Que tal ocupar um cargo público de relevância e ter a própria esposa no colegiado que julga as suas contas? Da esquerda à direita, governadores e ministros influenciaram nos últimos meses uma sequência vergonhosa de indicações a tribunais de contas dos Estados. O último caso foi em Roraima. A primeira-dama, Simone Denarium, foi eleita na segunda-feira (22) como conselheira do Tribunal de Contas do Estado (TCE-RR) e será uma das responsáveis por fiscalizar a atuação do marido, o governador Antonio Denarium (PP).
Na votação secreta dos deputados estaduais, Simone recebeu 17 de um total de 24 votos. Previsível. Reeleito e com maioria no legislativo, por que o governador teria dificuldade em aprovar a própria esposa?
Nos últimos meses, o expediente utilizado por Denarium – um dos principais apoiadores do ex-presidente Jair Bolsonaro no Norte do país – foi trilhado igualmente por ministros do governo Luiz Inácio Lula da Silva e por governadores alinhados ao petista.
Na Bahia, a esposa do ministro da Casa Civil, Rui Costa (PT), ocupa uma cadeira no Tribunal de Contas dos Municípios da Bahia desde março. Aline Peixoto é enfermeira e recebeu 40 de 63 votos na Assembleia de seu Estado. O marido, além de ser braço direito de Lula e ter feito Jerônimo Rodrigues (PT) como sucessor no governo do Estado, é um dos políticos mais influentes junto às prefeituras.
No Pará, a advogada Daniela Barbalho, esposa do governador Helder Barbalho (MDB), foi aprovada com folga como conselheira do Tribunal de Contas do Estado, também em março deste ano. Em Alagoas, a administradora Renata Calheiros, esposa do ex-governador e ministro dos Transportes Renan Filho (MDB), lançou candidatura 24 horas antes da votação pela Assembleia e logo foi escolhida titular do Tribunal de Contas de Alagoas.
Um dos políticos mais relevantes do Piauí, o ministro do Desenvolvimento Social Wellington Dias (PT) teve a esposa eleita para o Tribunal de Contas do Estado com unanimidade de votos, em janeiro. Ex-deputada e ex-secretária estadual de Educação, ela foi indicada pelo governador Rafael Fonteles (PT), aliado e sucessor de Dias no cargo.

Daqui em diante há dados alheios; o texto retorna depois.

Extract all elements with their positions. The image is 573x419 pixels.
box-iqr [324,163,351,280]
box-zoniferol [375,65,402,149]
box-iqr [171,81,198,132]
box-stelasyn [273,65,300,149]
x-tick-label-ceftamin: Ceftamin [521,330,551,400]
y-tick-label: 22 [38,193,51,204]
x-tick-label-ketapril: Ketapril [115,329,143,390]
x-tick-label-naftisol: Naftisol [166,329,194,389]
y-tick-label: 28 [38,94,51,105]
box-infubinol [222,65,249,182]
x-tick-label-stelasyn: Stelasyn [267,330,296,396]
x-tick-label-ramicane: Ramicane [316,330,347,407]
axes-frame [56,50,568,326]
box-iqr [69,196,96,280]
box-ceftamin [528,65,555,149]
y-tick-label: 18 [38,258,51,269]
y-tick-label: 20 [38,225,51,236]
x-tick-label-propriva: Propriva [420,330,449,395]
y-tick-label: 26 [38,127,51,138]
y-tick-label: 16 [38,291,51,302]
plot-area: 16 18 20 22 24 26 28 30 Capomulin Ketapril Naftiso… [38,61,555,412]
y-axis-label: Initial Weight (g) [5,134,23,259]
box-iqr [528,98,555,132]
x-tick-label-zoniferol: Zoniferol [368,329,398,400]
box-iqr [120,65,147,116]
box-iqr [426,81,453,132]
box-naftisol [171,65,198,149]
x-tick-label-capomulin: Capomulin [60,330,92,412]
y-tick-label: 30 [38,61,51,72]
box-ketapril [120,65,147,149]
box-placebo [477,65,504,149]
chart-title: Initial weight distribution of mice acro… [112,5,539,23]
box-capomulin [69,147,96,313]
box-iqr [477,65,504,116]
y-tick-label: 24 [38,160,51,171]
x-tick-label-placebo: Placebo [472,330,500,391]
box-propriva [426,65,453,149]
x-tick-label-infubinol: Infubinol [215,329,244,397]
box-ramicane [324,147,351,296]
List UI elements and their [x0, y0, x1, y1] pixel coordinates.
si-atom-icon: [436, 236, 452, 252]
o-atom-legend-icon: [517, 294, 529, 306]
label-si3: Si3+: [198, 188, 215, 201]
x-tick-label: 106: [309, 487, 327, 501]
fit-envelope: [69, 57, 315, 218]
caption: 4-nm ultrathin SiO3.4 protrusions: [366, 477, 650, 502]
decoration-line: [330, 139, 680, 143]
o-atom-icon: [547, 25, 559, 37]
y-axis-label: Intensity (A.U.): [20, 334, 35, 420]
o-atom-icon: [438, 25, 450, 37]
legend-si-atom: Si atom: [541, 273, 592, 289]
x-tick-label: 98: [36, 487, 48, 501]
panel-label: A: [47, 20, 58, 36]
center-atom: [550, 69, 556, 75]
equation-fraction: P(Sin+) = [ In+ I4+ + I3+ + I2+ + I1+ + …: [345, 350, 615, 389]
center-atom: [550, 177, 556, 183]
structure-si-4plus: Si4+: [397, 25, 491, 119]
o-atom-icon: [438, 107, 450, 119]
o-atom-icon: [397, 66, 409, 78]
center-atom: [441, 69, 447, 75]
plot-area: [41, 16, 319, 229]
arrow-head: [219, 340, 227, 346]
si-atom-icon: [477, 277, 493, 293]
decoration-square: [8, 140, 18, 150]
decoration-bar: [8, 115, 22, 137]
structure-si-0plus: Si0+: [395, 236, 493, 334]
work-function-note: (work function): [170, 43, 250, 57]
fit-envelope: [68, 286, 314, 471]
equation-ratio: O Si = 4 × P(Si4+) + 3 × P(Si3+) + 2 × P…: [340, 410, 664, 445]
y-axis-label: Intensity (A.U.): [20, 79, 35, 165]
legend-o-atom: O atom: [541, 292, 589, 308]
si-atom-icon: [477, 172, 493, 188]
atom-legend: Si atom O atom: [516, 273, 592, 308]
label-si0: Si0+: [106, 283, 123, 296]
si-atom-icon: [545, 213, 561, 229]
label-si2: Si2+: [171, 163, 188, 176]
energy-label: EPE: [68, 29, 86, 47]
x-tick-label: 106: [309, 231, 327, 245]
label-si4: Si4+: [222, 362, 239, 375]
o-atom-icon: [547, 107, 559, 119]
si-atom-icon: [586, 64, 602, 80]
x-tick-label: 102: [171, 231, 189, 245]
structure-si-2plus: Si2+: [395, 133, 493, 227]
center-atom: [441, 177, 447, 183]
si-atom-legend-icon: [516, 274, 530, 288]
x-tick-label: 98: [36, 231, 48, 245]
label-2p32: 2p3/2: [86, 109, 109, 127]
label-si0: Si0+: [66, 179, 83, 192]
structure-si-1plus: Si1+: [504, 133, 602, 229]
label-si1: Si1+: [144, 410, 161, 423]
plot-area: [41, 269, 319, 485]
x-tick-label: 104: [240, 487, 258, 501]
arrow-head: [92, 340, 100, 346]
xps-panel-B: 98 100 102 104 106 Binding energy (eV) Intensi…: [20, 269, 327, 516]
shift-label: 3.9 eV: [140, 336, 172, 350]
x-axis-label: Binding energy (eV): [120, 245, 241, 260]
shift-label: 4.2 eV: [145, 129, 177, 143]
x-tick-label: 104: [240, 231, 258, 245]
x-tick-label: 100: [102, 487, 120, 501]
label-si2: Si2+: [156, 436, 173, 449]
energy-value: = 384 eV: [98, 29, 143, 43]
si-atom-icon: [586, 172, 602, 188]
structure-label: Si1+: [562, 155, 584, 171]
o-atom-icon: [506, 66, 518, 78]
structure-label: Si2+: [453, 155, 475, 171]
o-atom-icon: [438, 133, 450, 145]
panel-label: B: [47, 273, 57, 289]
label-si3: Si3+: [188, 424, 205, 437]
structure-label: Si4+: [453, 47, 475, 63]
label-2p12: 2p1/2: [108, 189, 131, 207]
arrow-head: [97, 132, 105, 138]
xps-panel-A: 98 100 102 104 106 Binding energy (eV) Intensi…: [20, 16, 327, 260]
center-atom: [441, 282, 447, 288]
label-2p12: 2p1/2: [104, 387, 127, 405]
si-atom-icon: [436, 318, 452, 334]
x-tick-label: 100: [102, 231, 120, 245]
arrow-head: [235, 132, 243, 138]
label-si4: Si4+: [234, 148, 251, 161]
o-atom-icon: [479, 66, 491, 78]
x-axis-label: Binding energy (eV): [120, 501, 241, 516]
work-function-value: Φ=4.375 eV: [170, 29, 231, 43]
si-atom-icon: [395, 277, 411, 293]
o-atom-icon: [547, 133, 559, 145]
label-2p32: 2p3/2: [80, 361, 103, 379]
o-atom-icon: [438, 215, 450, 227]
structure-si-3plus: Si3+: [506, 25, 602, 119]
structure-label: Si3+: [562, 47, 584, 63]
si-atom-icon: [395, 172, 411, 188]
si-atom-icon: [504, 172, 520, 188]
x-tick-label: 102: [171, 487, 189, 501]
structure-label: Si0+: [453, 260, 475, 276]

No Amapá, o ministro do Desenvolvimento Regional, Waldez Góes (PDT), garantiu a esposa Marília Góes como conselheira. Aprovada com ampla maioria de votos, ela chegou a ter a posse suspensa pela Justiça, que apontou indícios de nepotismo. A decisão foi logo reformada pelo Tribunal de Justiça.
A influência política não beneficia apenas esposas de agentes públicos. Em Pernambuco, na semana passada, a Assembleia Legislativa aprovou o advogado Eduardo Porto como novo conselheiro do TCE do Estado, em substituição ao próprio pai, Carlos Porto, que se aposentou. A candidatura foi patrocinada pelo presidente da Assembleia de Pernambuco, Álvaro Porto (PSDB), que é irmão de Carlos.
A constituição federal diz que o conselheiro de contas é responsável por apreciar as contas prestadas anualmente pelo governador do Estado, prefeitos e presidentes de câmaras municipais, além de julgar e exercer a fiscalização contábil, financeira, orçamentária, operacional e patrimonial.
O cargo é vitalício. Além do salário – o valor é determinado em cada Estado, muitas vezes chega ao teto constitucional de R$ 41 mil –, os conselheiros têm direito a uma série de benefícios, como auxílios moradia e alimentação. Aos contribuintes, resta apenas o benefício da dúvida sobre a moralidade das escolhas e a isenção dos futuros julgamentos.